The Wave Sthlm - Antisocial - Albums - Reviews - Soundblab

The Wave Sthlm - Antisocial

by Nathan Fidler Rating:8 Release Date:2014-02-04

There have been quite a few successful bands with just a drummer and guitarist, but usually you’ll find it’s some sort of indie-pop or blues-rock band. The Wave Sthlm are neither of those things. Their second album, Antisocial, is a buzzing racket direct from Sweden of all places.

The track which best sums up their message is ‘Chainsaw’, on which they aggressively announce, “I’m a human chainsaw/ I won’t go back on a single thing I said” and “I’m gonna make you scream”. They are true to this mission statement and attack every song with as much gusto as possible. It comes out as a mash up off The Hives and The Stooges, with the production values of teens set up in their parent’s garage.

Despite a quite linear mode of attack, there are breaks in their noise levels. ‘Antisocial’ grooves early on to deliver a self-aggrandising message about the fact that they do as they please, lending themselves an Eagles of Death Metal kind of appeal. It’s a refreshing attitude, the kind of stuff which divides opinion; they’re either massive idiots or a couple of genuine badasses.

Frantic playing throughout would suggest it’s the later, and while the poor sound-production goes well with the strained yelling of choruses on ‘Fast Forward Fast’ and ‘Dynamo’, it leaves the quieter moments a little bare, exposing the drums which, despite being played well, fall flat when trying to deliver real punches to the gut.
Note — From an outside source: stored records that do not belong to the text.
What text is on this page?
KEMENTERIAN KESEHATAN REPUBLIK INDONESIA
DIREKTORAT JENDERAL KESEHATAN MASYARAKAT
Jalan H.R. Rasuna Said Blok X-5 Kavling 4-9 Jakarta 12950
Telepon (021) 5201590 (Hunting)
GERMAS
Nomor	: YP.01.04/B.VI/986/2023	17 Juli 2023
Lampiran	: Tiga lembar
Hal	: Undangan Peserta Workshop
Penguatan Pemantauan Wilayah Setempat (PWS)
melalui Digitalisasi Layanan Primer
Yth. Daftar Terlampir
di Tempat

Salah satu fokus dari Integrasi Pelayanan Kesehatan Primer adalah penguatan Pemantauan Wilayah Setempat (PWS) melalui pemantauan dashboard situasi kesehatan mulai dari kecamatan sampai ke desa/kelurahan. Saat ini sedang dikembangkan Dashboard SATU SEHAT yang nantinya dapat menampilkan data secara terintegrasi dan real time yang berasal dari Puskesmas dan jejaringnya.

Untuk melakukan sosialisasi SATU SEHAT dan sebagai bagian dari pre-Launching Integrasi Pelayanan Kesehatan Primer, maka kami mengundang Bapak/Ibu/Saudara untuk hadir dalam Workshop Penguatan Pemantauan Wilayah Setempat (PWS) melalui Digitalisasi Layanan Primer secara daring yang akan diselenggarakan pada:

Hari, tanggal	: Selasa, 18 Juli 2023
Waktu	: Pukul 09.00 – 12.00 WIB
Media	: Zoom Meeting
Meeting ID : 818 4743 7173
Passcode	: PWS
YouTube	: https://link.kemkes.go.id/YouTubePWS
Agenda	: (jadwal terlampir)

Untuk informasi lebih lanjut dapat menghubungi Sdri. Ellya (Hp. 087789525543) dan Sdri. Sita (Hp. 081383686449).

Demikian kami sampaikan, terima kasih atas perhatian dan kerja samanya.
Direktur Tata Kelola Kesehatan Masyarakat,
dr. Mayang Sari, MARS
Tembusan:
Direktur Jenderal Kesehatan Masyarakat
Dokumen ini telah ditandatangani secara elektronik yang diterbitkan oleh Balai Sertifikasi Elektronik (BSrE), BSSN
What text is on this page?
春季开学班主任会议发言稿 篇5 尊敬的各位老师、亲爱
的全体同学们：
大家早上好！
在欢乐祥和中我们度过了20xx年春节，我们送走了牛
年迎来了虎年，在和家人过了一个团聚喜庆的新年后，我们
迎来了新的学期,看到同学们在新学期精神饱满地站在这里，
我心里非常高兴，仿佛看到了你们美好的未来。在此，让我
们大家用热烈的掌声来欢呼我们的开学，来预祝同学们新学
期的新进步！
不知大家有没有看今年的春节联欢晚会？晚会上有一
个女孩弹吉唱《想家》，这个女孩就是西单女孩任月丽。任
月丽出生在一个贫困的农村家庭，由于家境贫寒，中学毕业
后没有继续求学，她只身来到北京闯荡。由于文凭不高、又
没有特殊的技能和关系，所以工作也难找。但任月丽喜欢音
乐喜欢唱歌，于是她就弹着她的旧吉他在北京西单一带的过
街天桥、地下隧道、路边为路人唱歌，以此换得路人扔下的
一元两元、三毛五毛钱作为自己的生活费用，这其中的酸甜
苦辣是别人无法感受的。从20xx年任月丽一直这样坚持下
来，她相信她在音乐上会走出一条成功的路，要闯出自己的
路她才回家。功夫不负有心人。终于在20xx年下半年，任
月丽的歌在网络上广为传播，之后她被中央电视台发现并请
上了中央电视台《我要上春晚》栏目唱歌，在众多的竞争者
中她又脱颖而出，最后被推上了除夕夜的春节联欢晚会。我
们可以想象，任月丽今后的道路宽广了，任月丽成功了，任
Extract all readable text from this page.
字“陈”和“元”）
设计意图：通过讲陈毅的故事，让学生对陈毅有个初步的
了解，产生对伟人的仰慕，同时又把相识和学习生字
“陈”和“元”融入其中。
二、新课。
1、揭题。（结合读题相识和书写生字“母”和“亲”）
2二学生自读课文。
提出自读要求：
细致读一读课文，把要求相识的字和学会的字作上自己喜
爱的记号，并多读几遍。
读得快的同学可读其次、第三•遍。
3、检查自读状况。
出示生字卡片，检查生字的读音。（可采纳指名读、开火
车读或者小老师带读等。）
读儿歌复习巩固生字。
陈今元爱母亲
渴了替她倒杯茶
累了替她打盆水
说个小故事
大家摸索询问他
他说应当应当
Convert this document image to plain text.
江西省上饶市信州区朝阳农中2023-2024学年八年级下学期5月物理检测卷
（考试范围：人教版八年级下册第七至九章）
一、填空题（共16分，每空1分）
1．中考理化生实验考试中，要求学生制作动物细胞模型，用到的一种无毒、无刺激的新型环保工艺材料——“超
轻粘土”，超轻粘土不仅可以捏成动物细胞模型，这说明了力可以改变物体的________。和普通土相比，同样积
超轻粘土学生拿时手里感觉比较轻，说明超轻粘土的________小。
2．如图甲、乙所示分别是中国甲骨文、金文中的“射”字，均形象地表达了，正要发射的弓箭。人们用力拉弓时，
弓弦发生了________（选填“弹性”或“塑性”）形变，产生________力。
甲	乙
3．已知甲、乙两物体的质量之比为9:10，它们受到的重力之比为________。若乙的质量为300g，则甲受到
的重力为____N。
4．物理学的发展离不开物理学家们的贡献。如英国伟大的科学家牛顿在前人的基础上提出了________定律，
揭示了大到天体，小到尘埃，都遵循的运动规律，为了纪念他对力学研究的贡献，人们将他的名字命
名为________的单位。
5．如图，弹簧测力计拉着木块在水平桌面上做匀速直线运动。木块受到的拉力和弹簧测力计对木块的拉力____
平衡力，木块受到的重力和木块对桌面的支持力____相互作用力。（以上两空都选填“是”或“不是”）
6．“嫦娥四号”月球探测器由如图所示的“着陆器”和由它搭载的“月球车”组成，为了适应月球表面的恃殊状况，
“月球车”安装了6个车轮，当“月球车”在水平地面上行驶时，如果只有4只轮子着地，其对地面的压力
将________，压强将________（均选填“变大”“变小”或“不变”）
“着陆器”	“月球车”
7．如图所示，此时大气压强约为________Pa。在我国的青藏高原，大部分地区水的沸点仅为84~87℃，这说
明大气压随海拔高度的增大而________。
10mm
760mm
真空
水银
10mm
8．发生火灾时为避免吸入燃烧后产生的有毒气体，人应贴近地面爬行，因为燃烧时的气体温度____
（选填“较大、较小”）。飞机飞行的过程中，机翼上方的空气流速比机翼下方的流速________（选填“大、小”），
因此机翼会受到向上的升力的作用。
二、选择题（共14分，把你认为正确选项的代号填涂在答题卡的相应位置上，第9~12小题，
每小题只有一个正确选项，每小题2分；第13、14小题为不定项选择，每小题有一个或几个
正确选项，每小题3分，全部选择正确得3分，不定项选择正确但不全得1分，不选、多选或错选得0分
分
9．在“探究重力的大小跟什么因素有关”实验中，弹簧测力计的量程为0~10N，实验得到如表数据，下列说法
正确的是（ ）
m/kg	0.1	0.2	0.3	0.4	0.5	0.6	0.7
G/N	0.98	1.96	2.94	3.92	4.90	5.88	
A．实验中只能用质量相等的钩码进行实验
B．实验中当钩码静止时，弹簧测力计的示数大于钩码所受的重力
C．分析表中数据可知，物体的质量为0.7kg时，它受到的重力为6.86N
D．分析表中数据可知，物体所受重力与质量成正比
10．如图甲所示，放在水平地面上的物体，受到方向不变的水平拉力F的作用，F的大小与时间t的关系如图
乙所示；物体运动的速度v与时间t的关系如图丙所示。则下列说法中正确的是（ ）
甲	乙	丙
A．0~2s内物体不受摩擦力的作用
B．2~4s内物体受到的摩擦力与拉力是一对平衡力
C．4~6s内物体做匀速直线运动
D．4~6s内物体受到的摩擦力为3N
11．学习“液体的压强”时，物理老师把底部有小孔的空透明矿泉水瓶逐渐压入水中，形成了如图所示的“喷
Some bands benefit from a polish but this is one of those rare occasions where it could ruin their feel. It has worked for The Black Keys, but there is something more animalistic about The Wave Sthlm; they thrash against what sounds good to give you a shot of adrenaline. You won’t always want or need that shot but they’re going to give it you regardless.

If you like your duos crazed and a little psychotic then this will be the perfect low-key addition to your collection. Likewise, if they’re picked up by the mainstream it could give the guitar scene the boost it needs – but such is their niche, they might have missed the boat on the garage-rock revival.